Aduan Warga Sumut Naik 118 Persen, Pelayanan Publik Masih Buruk

Medan, IDN Times - Keluhan masyarakat terhadap layanan publik di Sumatra Utara meningkat sepanjang Semester I 2026. Perwakilan Ombudsman RI Sumatra Utara mencatat sebanyak 752 akses layanan masyarakat masuk selama periode Januari-Juni 2026.
Dari jumlah tersebut, sebanyak 353 merupakan laporan masyarakat yang terdiri dari laporan reguler, Respon Cepat Ombudsman, serta investigasi atas prakarsa sendiri. Sementara 399 lainnya masuk kategori non-laporan, berupa konsultasi dan tembusan.
Jumlah ini mengalami peningkatan signifikan hingga 118,60 persen dibandingkan periode yang sama pada 2025.
Kepala Perwakilan Ombudsman RI Sumatera Utara, Herdensi Adnin, mengatakan peningkatan aduan masyarakat menjadi indikator penting untuk melihat kualitas pelayanan publik.
“Peningkatan jumlah laporan mengindikasikan dua hal. Pertama, tingkat pengetahuan dan kesadaran masyarakat tentang pelayanan publik semakin meningkat. Kedua, kualitas layanan belum sesuai dengan harapan masyarakat,” ujar Herdensi dalam keterangan tertulis, Rabu (8/7/2026).
Menurutnya, setiap laporan yang masuk akan ditindaklanjuti secara profesional sekaligus menjadi bahan evaluasi bagi penyelenggara layanan publik agar melakukan perbaikan.
1. Keterbukaan informasi dan Adminduk jadi aduan terbanyak

Ombudsman Sumut mencatat terdapat enam kategori substansi laporan yang paling banyak dikeluhkan masyarakat sepanjang Semester I 2026.
Keluhan terbanyak berkaitan dengan hak sipil dan politik, terutama mengenai keterbukaan informasi publik serta layanan pengaduan instansi dengan jumlah 66 laporan.
Di posisi kedua adalah persoalan administrasi kependudukan sebanyak 46 laporan. Keluhan ini berkaitan dengan berbagai layanan dasar masyarakat seperti dokumen kependudukan.
Selanjutnya, kategori agraria (pertanahan dan tata ruang) berada di urutan ketiga dengan 32 laporan.

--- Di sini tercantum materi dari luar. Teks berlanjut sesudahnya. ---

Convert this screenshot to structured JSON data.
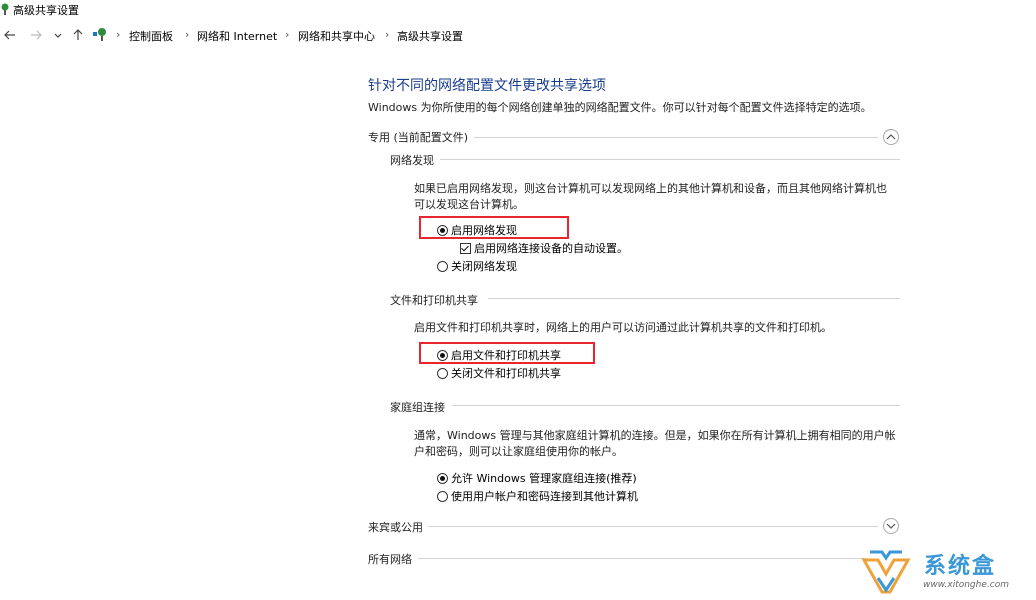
{
  "window": {
    "title": "高级共享设置"
  },
  "nav": {
    "back_icon": "arrow-left-icon",
    "forward_icon": "arrow-right-icon",
    "recent_icon": "chevron-down-icon",
    "up_icon": "arrow-up-icon",
    "breadcrumbs": [
      "控制面板",
      "网络和 Internet",
      "网络和共享中心",
      "高级共享设置"
    ],
    "separator": "›"
  },
  "content": {
    "title": "针对不同的网络配置文件更改共享选项",
    "description": "Windows 为你所使用的每个网络创建单独的网络配置文件。你可以针对每个配置文件选择特定的选项。",
    "profiles": {
      "private": {
        "label": "专用 (当前配置文件)",
        "expanded": true,
        "network_discovery": {
          "header": "网络发现",
          "description_line1": "如果已启用网络发现，则这台计算机可以发现网络上的其他计算机和设备，而且其他网络计算机也",
          "description_line2": "可以发现这台计算机。",
          "option_on": "启用网络发现",
          "auto_setup": "启用网络连接设备的自动设置。",
          "option_off": "关闭网络发现",
          "selected": "on",
          "auto_setup_checked": true
        },
        "file_printer_sharing": {
          "header": "文件和打印机共享",
          "description": "启用文件和打印机共享时，网络上的用户可以访问通过此计算机共享的文件和打印机。",
          "option_on": "启用文件和打印机共享",
          "option_off": "关闭文件和打印机共享",
          "selected": "on"
        },
        "homegroup": {
          "header": "家庭组连接",
          "description_line1": "通常，Windows 管理与其他家庭组计算机的连接。但是，如果你在所有计算机上拥有相同的用户帐",
          "description_line2": "户和密码，则可以让家庭组使用你的帐户。",
          "option_windows": "允许 Windows 管理家庭组连接(推荐)",
          "option_user": "使用用户帐户和密码连接到其他计算机",
          "selected": "windows"
        }
      },
      "guest": {
        "label": "来宾或公用",
        "expanded": false
      },
      "all": {
        "label": "所有网络"
      }
    }
  },
  "watermark": {
    "name": "系统盒",
    "url": "www.xitonghe.com"
  },
  "colors": {
    "title_blue": "#1a3e8c",
    "highlight_red": "#e8262d",
    "watermark_blue": "#3a97d8"
  }
}
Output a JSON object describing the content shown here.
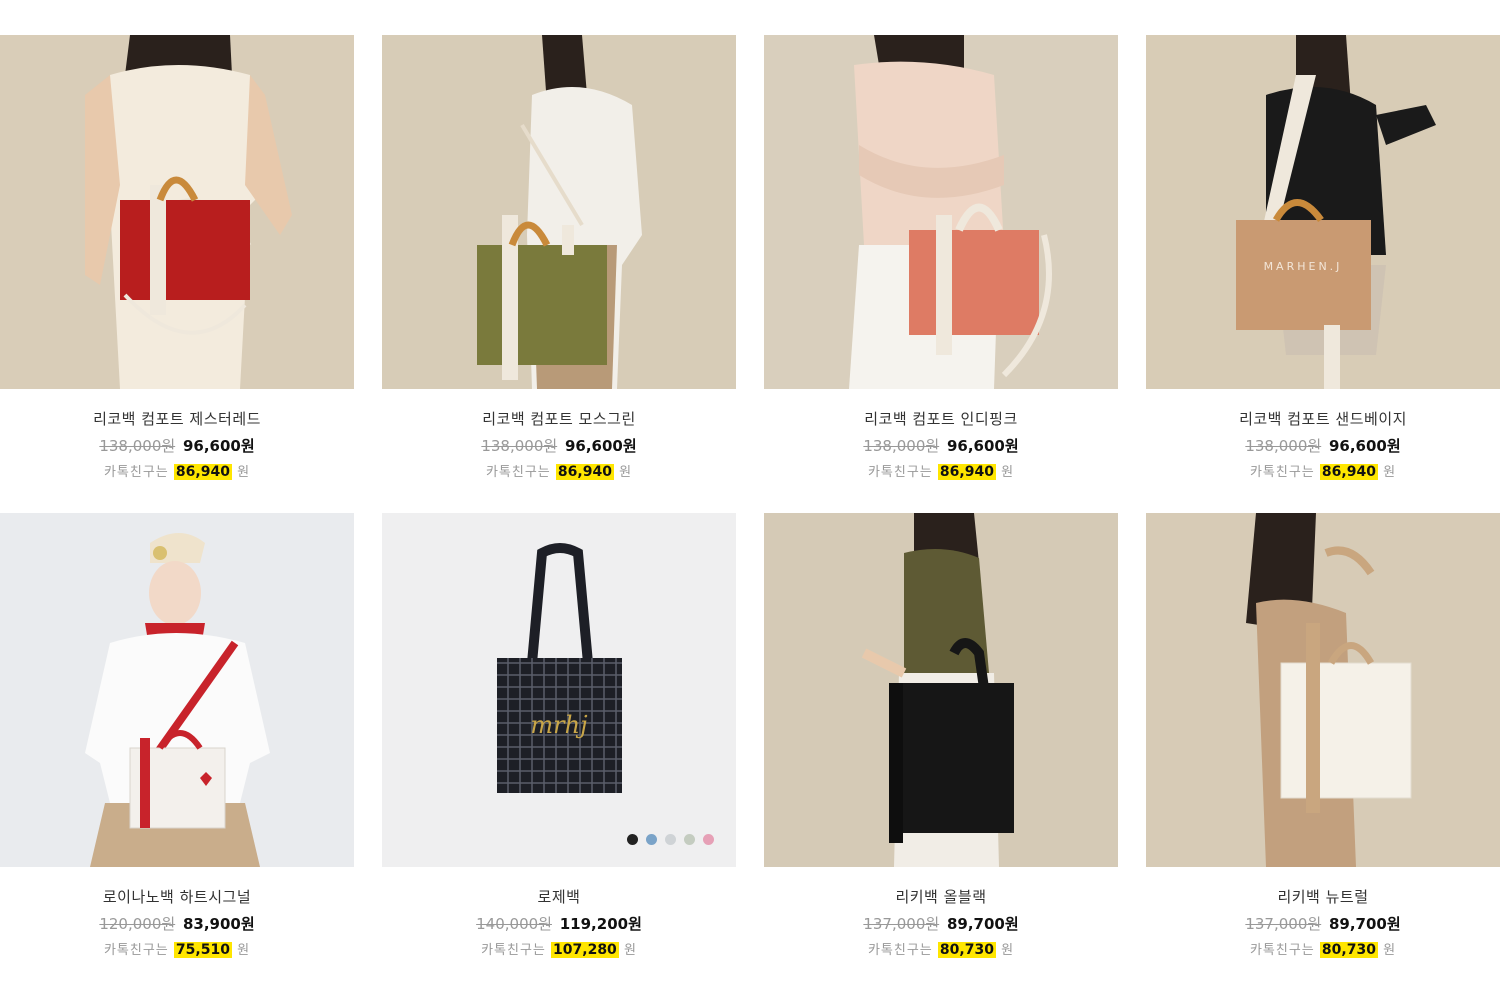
{
  "products": [
    {
      "name": "리코백 컴포트 제스터레드",
      "original_price": "138,000원",
      "sale_price": "96,600원",
      "kakao_label": "카톡친구는",
      "kakao_price": "86,940",
      "kakao_unit": "원",
      "bag_color": "#b81e1e",
      "bg_color": "#d9cdb8",
      "icon": "red-tote-bag-photo"
    },
    {
      "name": "리코백 컴포트 모스그린",
      "original_price": "138,000원",
      "sale_price": "96,600원",
      "kakao_label": "카톡친구는",
      "kakao_price": "86,940",
      "kakao_unit": "원",
      "bag_color": "#7a7a3c",
      "bg_color": "#d7ccb7",
      "icon": "moss-green-tote-bag-photo"
    },
    {
      "name": "리코백 컴포트 인디핑크",
      "original_price": "138,000원",
      "sale_price": "96,600원",
      "kakao_label": "카톡친구는",
      "kakao_price": "86,940",
      "kakao_unit": "원",
      "bag_color": "#de7b64",
      "bg_color": "#d9cfbd",
      "icon": "indi-pink-tote-bag-photo"
    },
    {
      "name": "리코백 컴포트 샌드베이지",
      "original_price": "138,000원",
      "sale_price": "96,600원",
      "kakao_label": "카톡친구는",
      "kakao_price": "86,940",
      "kakao_unit": "원",
      "bag_color": "#c99a72",
      "bg_color": "#d8ccb6",
      "icon": "sand-beige-tote-bag-photo",
      "bag_text": "MARHEN.J"
    },
    {
      "name": "로이나노백 하트시그널",
      "original_price": "120,000원",
      "sale_price": "83,900원",
      "kakao_label": "카톡친구는",
      "kakao_price": "75,510",
      "kakao_unit": "원",
      "bag_color": "#f3f0ec",
      "bg_color": "#e9ebee",
      "icon": "heart-signal-mini-bag-photo"
    },
    {
      "name": "로제백",
      "original_price": "140,000원",
      "sale_price": "119,200원",
      "kakao_label": "카톡친구는",
      "kakao_price": "107,280",
      "kakao_unit": "원",
      "bag_color": "#1d1f26",
      "bg_color": "#efeff0",
      "icon": "tweed-tote-bag-photo",
      "bag_text": "mrhj",
      "swatches": [
        "#222222",
        "#7aa3c8",
        "#cfd3d6",
        "#c4ccc0",
        "#e6a0b6"
      ]
    },
    {
      "name": "리키백 올블랙",
      "original_price": "137,000원",
      "sale_price": "89,700원",
      "kakao_label": "카톡친구는",
      "kakao_price": "80,730",
      "kakao_unit": "원",
      "bag_color": "#161616",
      "bg_color": "#d5cab6",
      "icon": "all-black-tote-bag-photo"
    },
    {
      "name": "리키백 뉴트럴",
      "original_price": "137,000원",
      "sale_price": "89,700원",
      "kakao_label": "카톡친구는",
      "kakao_price": "80,730",
      "kakao_unit": "원",
      "bag_color": "#f5f1e8",
      "bg_color": "#d7cbb6",
      "icon": "neutral-tote-bag-photo"
    }
  ]
}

Sementara kategori kepolisian serta jaminan sosial, masing-masing mencatat 28 laporan.
Adapun kategori kesejahteraan sosial mencatat sebanyak 8 laporan.
2. Migrasi data DTKS ke DTSEN picu masalah Bansos

Salah satu persoalan yang menjadi perhatian Ombudsman Sumut adalah terkait penghentian bantuan sosial terhadap masyarakat yang dinilai masih memenuhi syarat sebagai penerima manfaat. Ombudsman menemukan adanya dugaan persoalan dalam proses sinkronisasi Data Terpadu Kesejahteraan Sosial (DTKS) menuju Data Tunggal Sosial Ekonomi Nasional (DTSEN).

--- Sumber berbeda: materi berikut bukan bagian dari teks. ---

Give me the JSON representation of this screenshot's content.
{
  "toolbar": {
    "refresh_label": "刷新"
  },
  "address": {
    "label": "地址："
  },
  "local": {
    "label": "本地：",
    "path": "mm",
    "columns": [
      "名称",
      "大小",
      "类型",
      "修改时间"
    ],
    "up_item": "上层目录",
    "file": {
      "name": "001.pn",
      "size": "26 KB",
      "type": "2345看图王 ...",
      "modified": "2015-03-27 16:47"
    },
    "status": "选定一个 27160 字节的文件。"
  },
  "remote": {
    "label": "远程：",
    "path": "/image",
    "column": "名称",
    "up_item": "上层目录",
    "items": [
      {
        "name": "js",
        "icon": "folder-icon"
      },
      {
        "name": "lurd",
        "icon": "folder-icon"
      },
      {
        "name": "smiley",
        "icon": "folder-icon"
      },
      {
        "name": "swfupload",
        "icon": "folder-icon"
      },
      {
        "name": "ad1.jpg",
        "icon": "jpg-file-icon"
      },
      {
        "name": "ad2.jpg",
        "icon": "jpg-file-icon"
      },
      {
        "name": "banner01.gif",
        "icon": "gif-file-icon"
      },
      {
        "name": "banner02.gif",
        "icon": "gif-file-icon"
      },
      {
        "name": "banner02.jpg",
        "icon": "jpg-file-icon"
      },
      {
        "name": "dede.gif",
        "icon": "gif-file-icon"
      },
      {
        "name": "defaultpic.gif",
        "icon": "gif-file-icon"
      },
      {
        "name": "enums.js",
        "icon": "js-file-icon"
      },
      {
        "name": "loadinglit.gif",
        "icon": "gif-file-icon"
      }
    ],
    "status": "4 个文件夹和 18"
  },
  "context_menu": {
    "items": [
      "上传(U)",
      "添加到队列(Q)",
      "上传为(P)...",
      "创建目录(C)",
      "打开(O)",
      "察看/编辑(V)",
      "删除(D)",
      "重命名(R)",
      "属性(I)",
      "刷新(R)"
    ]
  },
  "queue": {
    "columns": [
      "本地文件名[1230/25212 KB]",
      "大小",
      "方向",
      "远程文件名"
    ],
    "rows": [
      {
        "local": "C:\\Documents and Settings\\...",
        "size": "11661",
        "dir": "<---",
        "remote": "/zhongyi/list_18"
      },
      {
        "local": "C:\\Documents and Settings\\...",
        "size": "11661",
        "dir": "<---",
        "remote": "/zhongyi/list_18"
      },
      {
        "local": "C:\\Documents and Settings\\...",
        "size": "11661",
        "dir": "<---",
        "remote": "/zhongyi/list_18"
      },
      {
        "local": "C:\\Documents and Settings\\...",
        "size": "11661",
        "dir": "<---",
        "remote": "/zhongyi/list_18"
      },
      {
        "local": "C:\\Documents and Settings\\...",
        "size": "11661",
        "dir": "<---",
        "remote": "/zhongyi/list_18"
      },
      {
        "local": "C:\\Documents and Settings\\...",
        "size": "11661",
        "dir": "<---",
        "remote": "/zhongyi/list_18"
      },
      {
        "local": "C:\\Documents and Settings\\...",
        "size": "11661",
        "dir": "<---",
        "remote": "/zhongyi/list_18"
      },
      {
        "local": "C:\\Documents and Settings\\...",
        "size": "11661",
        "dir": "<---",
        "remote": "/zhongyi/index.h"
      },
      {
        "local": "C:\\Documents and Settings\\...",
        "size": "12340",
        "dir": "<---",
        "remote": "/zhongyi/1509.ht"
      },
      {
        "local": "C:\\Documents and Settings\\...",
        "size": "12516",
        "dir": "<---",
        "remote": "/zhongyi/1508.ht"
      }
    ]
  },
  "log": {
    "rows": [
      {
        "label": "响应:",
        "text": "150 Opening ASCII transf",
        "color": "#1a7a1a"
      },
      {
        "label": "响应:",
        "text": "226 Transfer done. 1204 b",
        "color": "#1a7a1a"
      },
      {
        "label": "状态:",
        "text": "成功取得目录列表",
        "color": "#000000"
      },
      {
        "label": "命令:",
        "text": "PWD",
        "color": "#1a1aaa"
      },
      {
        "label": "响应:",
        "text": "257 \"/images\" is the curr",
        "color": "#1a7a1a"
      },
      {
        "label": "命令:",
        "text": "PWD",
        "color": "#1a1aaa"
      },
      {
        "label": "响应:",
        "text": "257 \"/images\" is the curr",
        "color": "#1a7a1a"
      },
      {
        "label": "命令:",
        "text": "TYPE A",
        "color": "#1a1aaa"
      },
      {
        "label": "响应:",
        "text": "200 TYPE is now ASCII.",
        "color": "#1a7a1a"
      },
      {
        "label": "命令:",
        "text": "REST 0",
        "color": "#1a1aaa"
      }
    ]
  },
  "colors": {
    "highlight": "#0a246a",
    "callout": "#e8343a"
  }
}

Akibat proses migrasi data tersebut, sejumlah masyarakat yang sebelumnya tercatat sebagai penerima bantuan sosial dalam DTKS tidak lagi masuk dalam daftar penerima setelah perubahan data. Padahal, berdasarkan kondisi ekonomi di lapangan, masyarakat tersebut masih dinilai layak memperoleh bantuan.

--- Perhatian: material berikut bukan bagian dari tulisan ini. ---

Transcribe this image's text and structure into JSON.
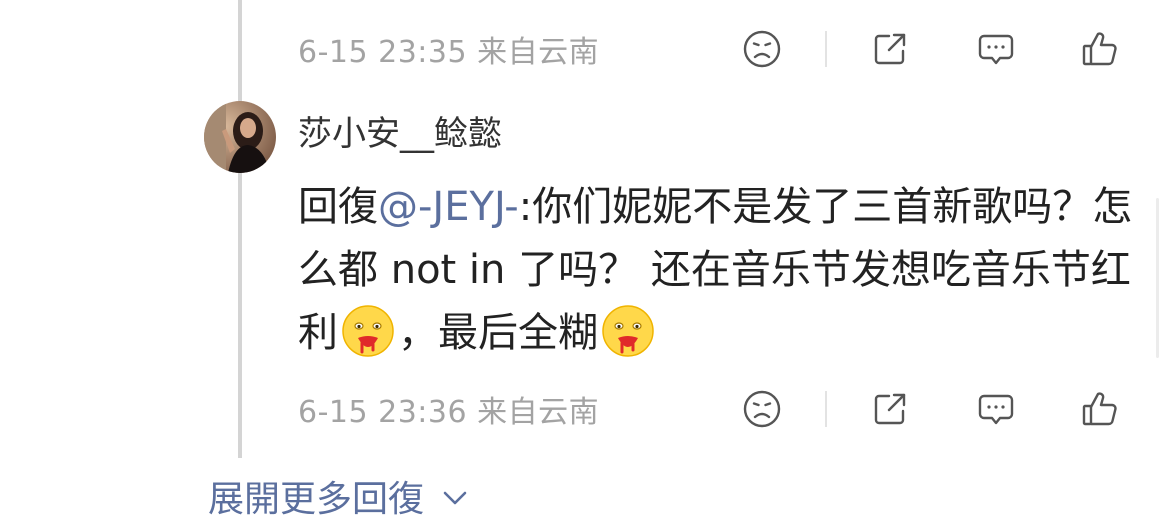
{
  "reply_above": {
    "meta": "6-15 23:35 来自云南",
    "icons": [
      "sad-face-icon",
      "share-icon",
      "comment-icon",
      "thumbs-up-icon"
    ]
  },
  "reply": {
    "username": "莎小安__鲶懿",
    "prefix": "回復",
    "mention": "@-JEYJ-",
    "text_part1": ":你们妮妮不是发了三首新歌吗？怎么都 not in 了吗？ 还在音乐节发想吃音乐节红利",
    "emoji1": "drooling-face-emoji",
    "text_part2": "，最后全糊",
    "emoji2": "drooling-face-emoji",
    "meta": "6-15 23:36 来自云南",
    "icons": [
      "sad-face-icon",
      "share-icon",
      "comment-icon",
      "thumbs-up-icon"
    ]
  },
  "expand_label": "展開更多回復",
  "colors": {
    "link": "#5b6f9e",
    "meta": "#a3a3a3",
    "body_text": "#222222",
    "thread_line": "#d4d4d4"
  }
}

“Kondisi tersebut menyebabkan sebagian masyarakat yang sebelumnya berhak menerima bantuan sosial menjadi terlewat sebagai penerima manfaat akibat proses sinkronisasi data yang belum optimal,” jelas Ombudsman Sumut.
Dampaknya tidak hanya dirasakan pada akses bantuan sosial, tetapi juga berpengaruh terhadap layanan publik lain seperti akses kesehatan, Kartu Indonesia Pintar, hingga berbagai program bantuan pemerintah.
3. Ombudsman minta pemerintah jadikan aduan sebagai bahan evaluasi

Ombudsman Sumut meminta seluruh penyelenggara pelayanan publik tidak melihat laporan masyarakat sebagai persoalan semata, melainkan sebagai masukan untuk memperbaiki kualitas layanan. Herdensi mengingatkan bahwa setiap warga negara memiliki hak untuk memperoleh pelayanan publik yang layak.
“Kami berharap setiap penyelenggara pelayanan publik menjadikan setiap laporan masyarakat sebagai bahan evaluasi untuk melakukan perbaikan layanan. Ombudsman akan terus mengawal penyelenggaraan pelayanan publik agar semakin transparan, responsif, dan mampu memenuhi kebutuhan masyarakat," pungkasnya.